How To Fix Income Inequality


  • Rising income inequality in the US is a result of a broken educational system, an open border with Central America, and Chinese mercantilism.

  • The price of unskilled labor has become globalized at a low level.

  • The American education system overproduces unskilled workers.

  • If the Left is sincere about raising the living standards of the working class, it will close the Mexican border and impose tariffs on Chinese manufactured goods.


"People who work hard deserve a living wage."
--President Obama


A major political issue on the Left is “rising income inequality”, pointing to the growing income disparity between the rich and the poor since 1970. This disparity is attributed to nefarious activities by “the rich”, and is blamed for all that is wrong with the US economy. A common refrain is that the current sluggish growth is attributed to income inequality, often using the “underconsumption” theory once espoused in the 1930s to explain the Depression. Obama again:
“When families have less to spend, that means businesses have fewer customers; meanwhile, concentrated wealth at the top is less likely to result in the kind of broadly based consumer spending that drives our economy.”


I could argue that income inequality is as old as society, and is an artifact of capitalism and competitive labor markets. But that does not address three inconvenient facts: income inequality is growing; real median household income has been declining since 2006; and real wages for unskilled labor are declining (as measured by the real minimum wage) . It would be one thing if income inequality were widening at the same time that income levels for the the lower cohorts were rising--a rising tide lifting all boats. But it is another thing when widening income disparity is accompanied by declining median income and declining living standards for the working class.

Personally, I don’t care about the GINI ratio, because it does not speak to the living standards of working Americans; American workers are not injured by the income levels of the rich. A society without rich people is very poor indeed, as any 16th (or 21st) century artisan will tell you. No rich, no Michelangelo or Shakespeare. A better measure of economic justice is real income by cohort, which paints a dispiriting picture today, particularly for the working class. So, to me, the problem is the real income of the working class, not the real income of the rich. Envy is a political problem, not an economic one. (Another important measure is the cross-national standard of living of the bottom rung, which is for another post.)


The Problem Of Declining Real Wages
The explanation for declining blue collar wages and living standards in the US in 2014 is that the combination of free trade with China and unrestricted immigration has globalized the price of unskilled labor.


The golden age for income equality in the US was the postwar era (1945 to 1980), when the American economy was closed, almost autarchic. The laboring classes faced little competition from cheap manufactured imports, and immigration only affected the price of agricultural labor. Today, three decades later, America’s blue collar workers must compete with less expensive immigrant labor, of which the supply is virtually unlimited, and with highly productive foreign workers making much lower wages, particularly in China which has an unlimited supply of cheap labor from the provinces. 

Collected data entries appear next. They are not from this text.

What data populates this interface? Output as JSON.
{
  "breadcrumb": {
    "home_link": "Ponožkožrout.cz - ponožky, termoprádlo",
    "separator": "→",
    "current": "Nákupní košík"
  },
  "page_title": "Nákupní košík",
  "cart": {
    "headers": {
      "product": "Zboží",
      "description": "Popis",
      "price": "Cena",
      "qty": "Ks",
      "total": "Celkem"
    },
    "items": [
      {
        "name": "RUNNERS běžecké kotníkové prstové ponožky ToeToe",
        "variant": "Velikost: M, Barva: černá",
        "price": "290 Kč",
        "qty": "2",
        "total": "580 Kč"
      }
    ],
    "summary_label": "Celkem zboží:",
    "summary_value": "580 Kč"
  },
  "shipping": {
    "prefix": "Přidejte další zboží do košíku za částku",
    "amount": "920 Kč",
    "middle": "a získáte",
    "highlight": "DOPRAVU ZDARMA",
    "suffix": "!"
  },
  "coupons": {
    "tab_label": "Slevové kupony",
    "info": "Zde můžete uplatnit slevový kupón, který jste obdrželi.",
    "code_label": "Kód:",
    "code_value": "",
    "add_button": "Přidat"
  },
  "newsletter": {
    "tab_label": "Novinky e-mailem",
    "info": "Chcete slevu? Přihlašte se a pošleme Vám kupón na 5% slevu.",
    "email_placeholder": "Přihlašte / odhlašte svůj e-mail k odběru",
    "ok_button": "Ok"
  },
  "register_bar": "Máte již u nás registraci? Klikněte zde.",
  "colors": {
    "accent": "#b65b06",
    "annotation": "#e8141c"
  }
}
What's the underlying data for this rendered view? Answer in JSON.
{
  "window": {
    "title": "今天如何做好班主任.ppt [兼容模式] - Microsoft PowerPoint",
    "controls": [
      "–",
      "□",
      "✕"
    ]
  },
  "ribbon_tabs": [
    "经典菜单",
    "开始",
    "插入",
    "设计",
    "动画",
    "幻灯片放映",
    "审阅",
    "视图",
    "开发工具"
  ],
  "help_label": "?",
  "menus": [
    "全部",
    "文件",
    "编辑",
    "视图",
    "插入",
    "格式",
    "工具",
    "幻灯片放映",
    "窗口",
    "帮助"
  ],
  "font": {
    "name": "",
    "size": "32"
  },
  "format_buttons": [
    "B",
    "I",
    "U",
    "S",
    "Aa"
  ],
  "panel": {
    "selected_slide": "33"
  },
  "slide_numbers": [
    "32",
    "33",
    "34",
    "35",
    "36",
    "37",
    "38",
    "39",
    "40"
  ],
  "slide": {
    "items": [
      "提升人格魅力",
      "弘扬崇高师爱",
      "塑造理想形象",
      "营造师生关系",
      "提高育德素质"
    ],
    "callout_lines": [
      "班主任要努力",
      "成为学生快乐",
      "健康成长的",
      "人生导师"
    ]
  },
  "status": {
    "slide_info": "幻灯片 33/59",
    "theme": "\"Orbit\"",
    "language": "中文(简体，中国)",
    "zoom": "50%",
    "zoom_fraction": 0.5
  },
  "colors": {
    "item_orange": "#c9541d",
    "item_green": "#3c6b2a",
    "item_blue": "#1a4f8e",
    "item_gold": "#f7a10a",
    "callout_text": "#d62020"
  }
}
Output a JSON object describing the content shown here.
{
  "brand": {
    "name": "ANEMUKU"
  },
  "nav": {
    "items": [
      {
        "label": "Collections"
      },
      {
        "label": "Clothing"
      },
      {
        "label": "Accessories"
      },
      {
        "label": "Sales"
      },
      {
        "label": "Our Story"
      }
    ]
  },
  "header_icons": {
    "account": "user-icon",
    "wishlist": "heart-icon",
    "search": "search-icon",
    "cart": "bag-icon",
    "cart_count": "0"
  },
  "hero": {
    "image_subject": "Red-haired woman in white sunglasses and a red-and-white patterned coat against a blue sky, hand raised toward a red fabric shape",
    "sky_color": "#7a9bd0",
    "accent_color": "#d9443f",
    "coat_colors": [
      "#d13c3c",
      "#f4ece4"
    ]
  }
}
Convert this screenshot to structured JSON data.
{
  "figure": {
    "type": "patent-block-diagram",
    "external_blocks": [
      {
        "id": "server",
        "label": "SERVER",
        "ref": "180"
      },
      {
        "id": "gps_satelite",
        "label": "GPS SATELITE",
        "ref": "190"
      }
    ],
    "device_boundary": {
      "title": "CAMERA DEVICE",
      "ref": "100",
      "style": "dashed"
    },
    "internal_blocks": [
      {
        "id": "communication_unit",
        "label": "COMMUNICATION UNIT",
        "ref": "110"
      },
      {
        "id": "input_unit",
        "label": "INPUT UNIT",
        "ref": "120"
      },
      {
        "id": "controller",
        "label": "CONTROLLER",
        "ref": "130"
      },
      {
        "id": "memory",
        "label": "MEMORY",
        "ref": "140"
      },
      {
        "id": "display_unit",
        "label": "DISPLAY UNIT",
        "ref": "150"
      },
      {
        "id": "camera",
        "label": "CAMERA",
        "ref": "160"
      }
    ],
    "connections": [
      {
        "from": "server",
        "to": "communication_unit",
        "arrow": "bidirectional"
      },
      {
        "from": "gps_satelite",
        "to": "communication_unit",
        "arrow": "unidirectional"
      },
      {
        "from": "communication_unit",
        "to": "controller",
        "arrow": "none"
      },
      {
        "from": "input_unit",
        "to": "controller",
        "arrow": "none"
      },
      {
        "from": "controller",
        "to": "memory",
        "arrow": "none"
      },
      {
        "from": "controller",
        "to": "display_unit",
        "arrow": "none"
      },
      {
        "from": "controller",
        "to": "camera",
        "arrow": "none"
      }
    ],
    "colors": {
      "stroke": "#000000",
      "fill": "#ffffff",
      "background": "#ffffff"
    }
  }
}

Today's unionized blue collar worker with a house, a family, two cars and a mortgage can’t compete with penniless Honduran immigrants living ten to a room, nor can he compete with Chinese teenagers living in a dormitories adjacent to their employer's factory. Unfortunately for President Obama and his aspirations, America has no monopoly on people who work hard (quite the contrary), and no control over what Chinese factories pay their non-unionized workers (a lot less than $10 an hour). And yes, China also has a nasty income inequality problem, with some of the poorest workers and richest elites in the world. China is a fascist plutocracy run by the 1%. The CCP is far to the right of the GOP: just try organizing a labor union or organizing a strike. China is America in 1895, minus the philanthropists.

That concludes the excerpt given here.